God was helpful to me in finding a way to communicate the gospel without compromising it, but connect it to aspirations and fears and baseline personal and cultural narratives. You find out whatever the culture or person is looking to for meaning, and you show that while it is a good thing, you’ve turned it into an idol and only in Jesus Christ will that aspiration ever be fulfilled. That’s basically how you preach.
I am not sure how much this conviction is rooted in a particular theology of the world and God’s relating to it, but put this way it sounds like a good strategy because it works. For Keller, this attentive listening is not just done in relation to culture, but also to in relation to individuals.
Everybody has got a story.

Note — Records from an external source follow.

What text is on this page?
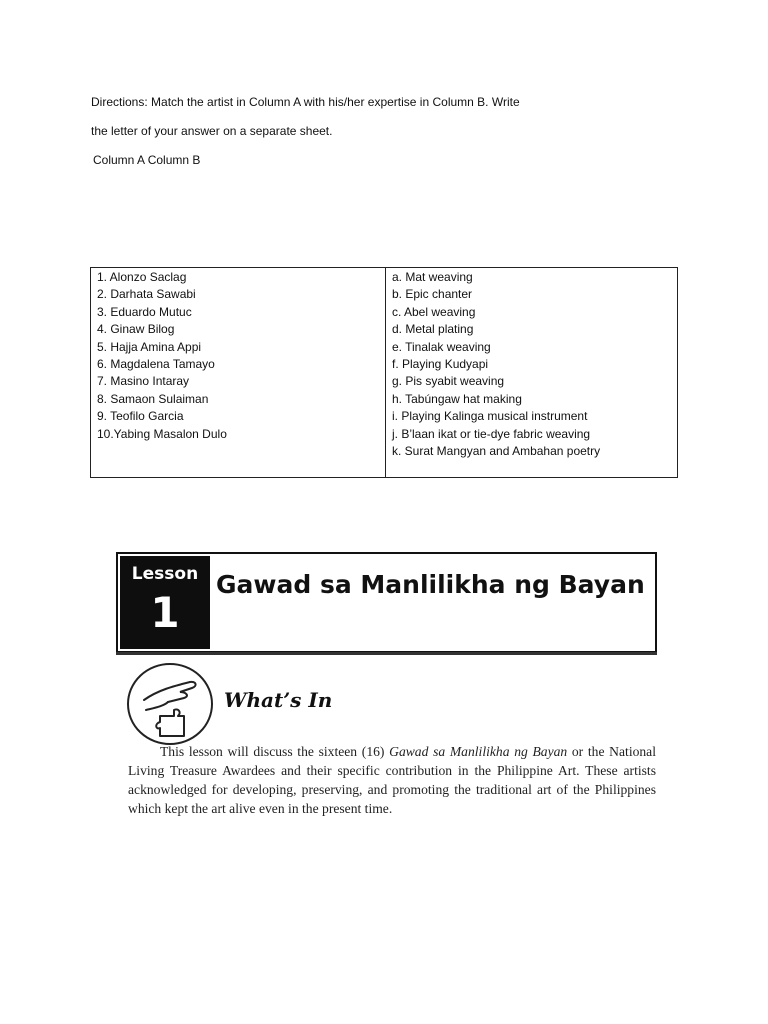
Directions: Match the artist in Column A with his/her expertise in Column B. Write
the letter of your answer on a separate sheet.
Column A Column B
1. Alonzo Saclag
2. Darhata Sawabi
3. Eduardo Mutuc
4. Ginaw Bilog
5. Hajja Amina Appi
6. Magdalena Tamayo
7. Masino Intaray
8. Samaon Sulaiman
9. Teofilo Garcia
10.Yabing Masalon Dulo
a. Mat weaving
b. Epic chanter
c. Abel weaving
d. Metal plating
e. Tinalak weaving
f. Playing Kudyapi
g. Pis syabit weaving
h. Tabúngaw hat making
i. Playing Kalinga musical instrument
j. B’laan ikat or tie-dye fabric weaving
k. Surat Mangyan and Ambahan poetry
Lesson
1
Gawad sa Manlilikha ng Bayan
What’s In
This lesson will discuss the sixteen (16) Gawad sa Manlilikha ng Bayan or the National Living Treasure Awardees and their specific contribution in the Philippine Art. These artists acknowledged for developing, preserving, and promoting the traditional art of the Philippines which kept the art alive even in the present time.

If you’re able to inhabit that so well that [people] feel that you know their story better than they do, and then show in a compelling way how that story is only going to find resolution in Jesus, then they are going to find a compelling case for Christianity.

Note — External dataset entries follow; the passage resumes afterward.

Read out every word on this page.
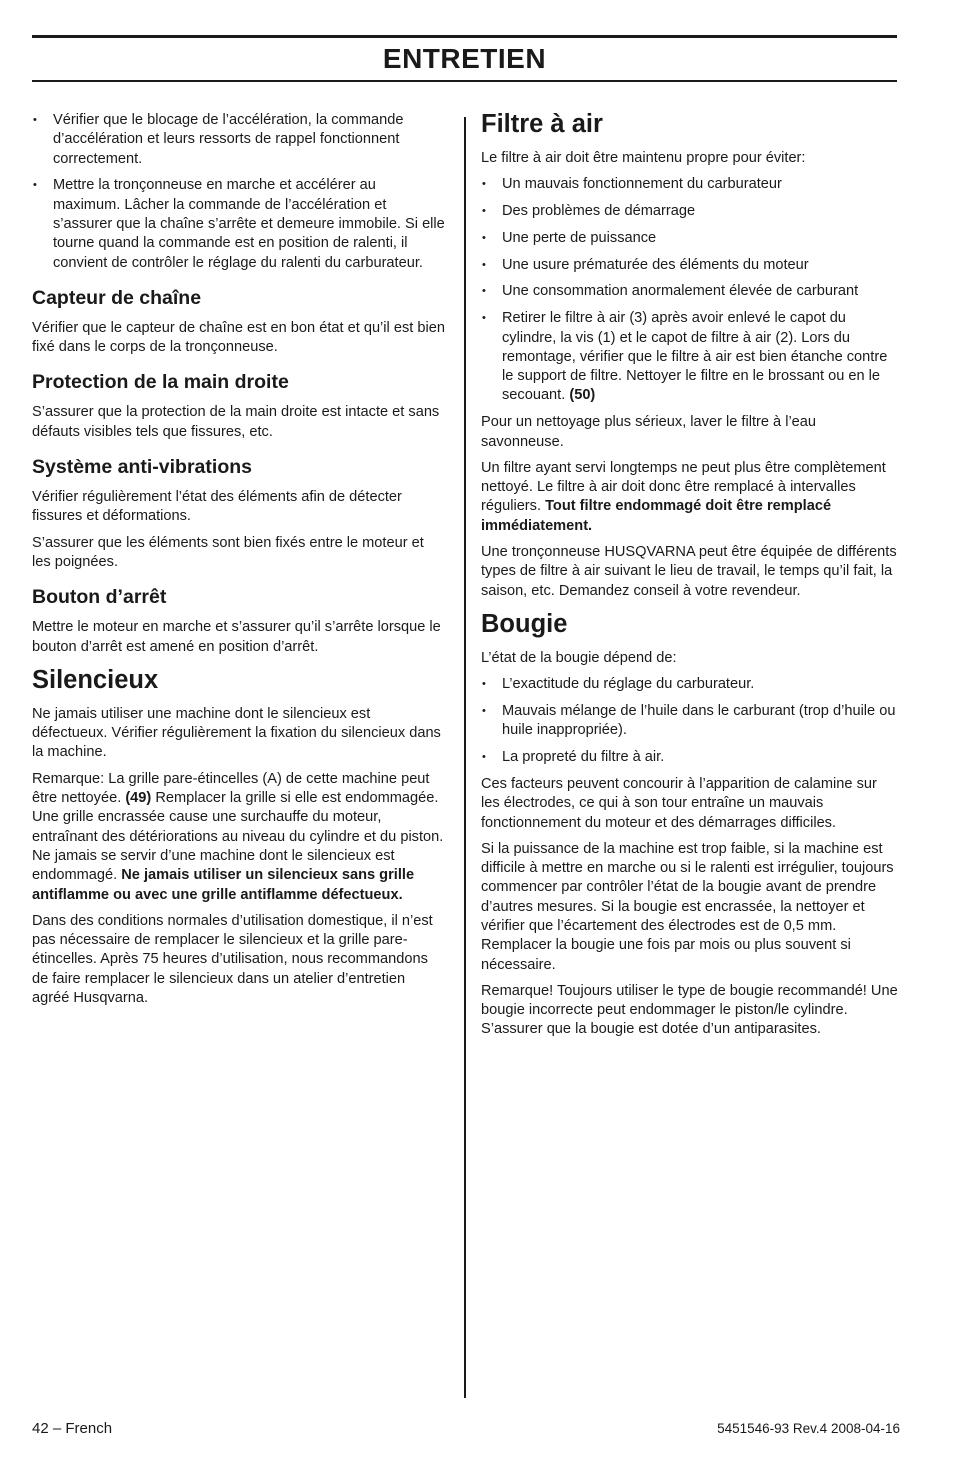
ENTRETIEN
• Vérifier que le blocage de l’accélération, la commande d’accélération et leurs ressorts de rappel fonctionnent correctement.
• Mettre la tronçonneuse en marche et accélérer au maximum. Lâcher la commande de l’accélération et s’assurer que la chaîne s’arrête et demeure immobile. Si elle tourne quand la commande est en position de ralenti, il convient de contrôler le réglage du ralenti du carburateur.
Capteur de chaîne

Vérifier que le capteur de chaîne est en bon état et qu’il est bien fixé dans le corps de la tronçonneuse.

Protection de la main droite

S’assurer que la protection de la main droite est intacte et sans défauts visibles tels que fissures, etc.

Système anti-vibrations

Vérifier régulièrement l’état des éléments afin de détecter fissures et déformations.

S’assurer que les éléments sont bien fixés entre le moteur et les poignées.

Bouton d’arrêt

Mettre le moteur en marche et s’assurer qu’il s’arrête lorsque le bouton d’arrêt est amené en position d’arrêt.

Silencieux

Ne jamais utiliser une machine dont le silencieux est défectueux. Vérifier régulièrement la fixation du silencieux dans la machine.

Remarque: La grille pare-étincelles (A) de cette machine peut être nettoyée. (49) Remplacer la grille si elle est endommagée. Une grille encrassée cause une surchauffe du moteur, entraînant des détériorations au niveau du cylindre et du piston. Ne jamais se servir d’une machine dont le silencieux est endommagé. Ne jamais utiliser un silencieux sans grille antiflamme ou avec une grille antiflamme défectueux.

Dans des conditions normales d’utilisation domestique, il n’est pas nécessaire de remplacer le silencieux et la grille pare-étincelles. Après 75 heures d’utilisation, nous recommandons de faire remplacer le silencieux dans un atelier d’entretien agréé Husqvarna.

Filtre à air

Le filtre à air doit être maintenu propre pour éviter:

• Un mauvais fonctionnement du carburateur
• Des problèmes de démarrage
• Une perte de puissance
• Une usure prématurée des éléments du moteur
• Une consommation anormalement élevée de carburant
• Retirer le filtre à air (3) après avoir enlevé le capot du cylindre, la vis (1) et le capot de filtre à air (2). Lors du remontage, vérifier que le filtre à air est bien étanche contre le support de filtre. Nettoyer le filtre en le brossant ou en le secouant. (50)

Pour un nettoyage plus sérieux, laver le filtre à l’eau savonneuse.

Un filtre ayant servi longtemps ne peut plus être complètement nettoyé. Le filtre à air doit donc être remplacé à intervalles réguliers. Tout filtre endommagé doit être remplacé immédiatement.

Une tronçonneuse HUSQVARNA peut être équipée de différents types de filtre à air suivant le lieu de travail, le temps qu’il fait, la saison, etc. Demandez conseil à votre revendeur.

Bougie

L’état de la bougie dépend de:

• L’exactitude du réglage du carburateur.
• Mauvais mélange de l’huile dans le carburant (trop d’huile ou huile inappropriée).
• La propreté du filtre à air.

Ces facteurs peuvent concourir à l’apparition de calamine sur les électrodes, ce qui à son tour entraîne un mauvais fonctionnement du moteur et des démarrages difficiles.

Si la puissance de la machine est trop faible, si la machine est difficile à mettre en marche ou si le ralenti est irrégulier, toujours commencer par contrôler l’état de la bougie avant de prendre d’autres mesures. Si la bougie est encrassée, la nettoyer et vérifier que l’écartement des électrodes est de 0,5 mm. Remplacer la bougie une fois par mois ou plus souvent si nécessaire.

Remarque! Toujours utiliser le type de bougie recommandé! Une bougie incorrecte peut endommager le piston/le cylindre. S’assurer que la bougie est dotée d’un antiparasites.

42 – French	5451546-93 Rev.4 2008-04-16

A recent Grove booklet, by another Tim, Tim Sumpter, explores this issue along similar lines. Tim coins the word ‘evangelistening’ as a way of describing the strategy not only of Jesus but also Paul and others in the New Testament:
Jesus models a person-centred style of evangelism which starts with individuals. He not only spoke words of truth, he also embodied practical compassion, resulting in his readiness to ignore long-established cultural conventions which would have prevented him from ever meeting most of the individuals listed above. He even made it easy for people to walk away without mocking them or disparaging them in any way (Mark 10.17–27; John 6.60–69). Here was a style of evangelism free from the pushy coerciveness which some evangelists have employed, hallmarked by compassion, care, dignity and the ability to listen.

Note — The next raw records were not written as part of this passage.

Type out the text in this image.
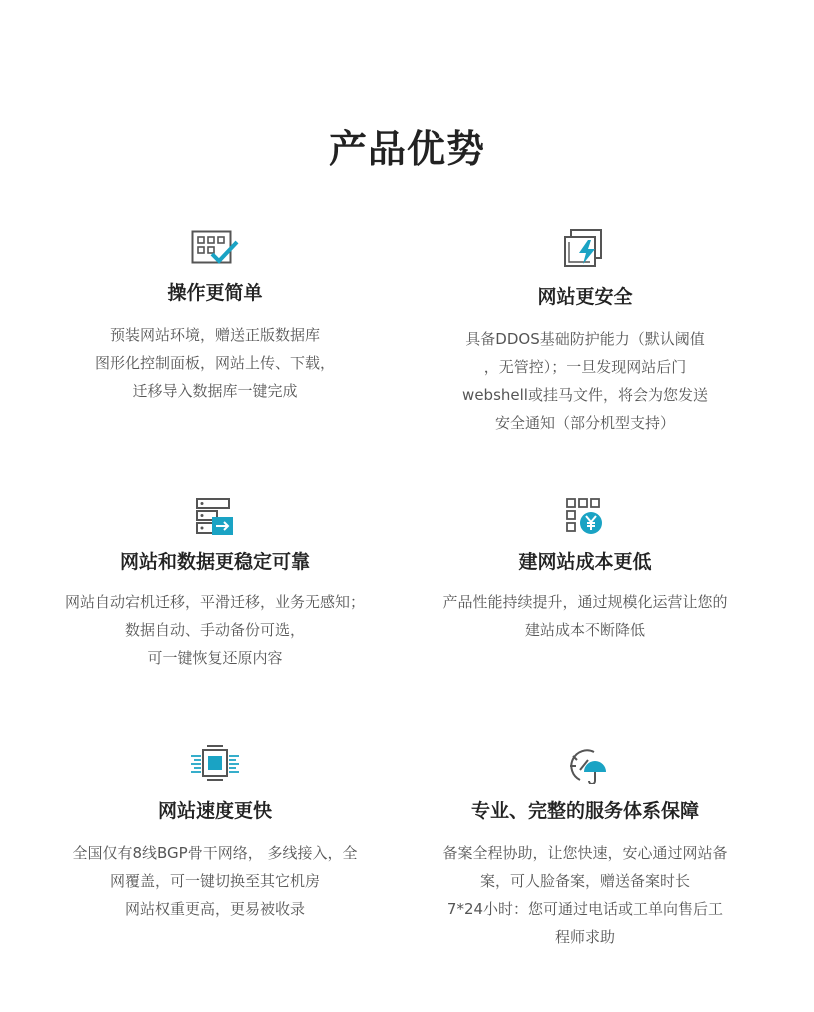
产品优势
操作更简单

预装网站环境，赠送正版数据库

图形化控制面板，网站上传、下载，

迁移导入数据库一键完成

网站更安全

具备DDOS基础防护能力（默认阈值

，无管控）；一旦发现网站后门

webshell或挂马文件，将会为您发送

安全通知（部分机型支持）

网站和数据更稳定可靠

网站自动宕机迁移，平滑迁移，业务无感知；

数据自动、手动备份可选，

可一键恢复还原内容

建网站成本更低

产品性能持续提升，通过规模化运营让您的

建站成本不断降低

网站速度更快

全国仅有8线BGP骨干网络， 多线接入，全

网覆盖，可一键切换至其它机房

网站权重更高，更易被收录

专业、完整的服务体系保障

备案全程协助，让您快速，安心通过网站备

案，可人脸备案，赠送备案时长

7*24小时：您可通过电话或工单向售后工

程师求助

After exploring ways that this can work out in practice for individuals and churches, he highlights its value:
Evangelistening, as an evolving process, is one small attempt to repaint evangelism according to the original colours of the New Testament. It is not a panacea and does not mean we have not made mistakes; we will have made many of those on the journey so far. But alongside those, this style of evangelism has produced fruit, both in giving some Christians confidence to live more evangelistically and in helping some individuals come to Christian faith for the first time.
I do hope and pray that the ‘Estates Evangelism’ project bears fruit, not for our sake but for the sake of those who have not yet heard the good news in a way that they can receive it. But we might need to listen to a whole range of people, including American Calvinists like Tim Keller, if we are going to get this right.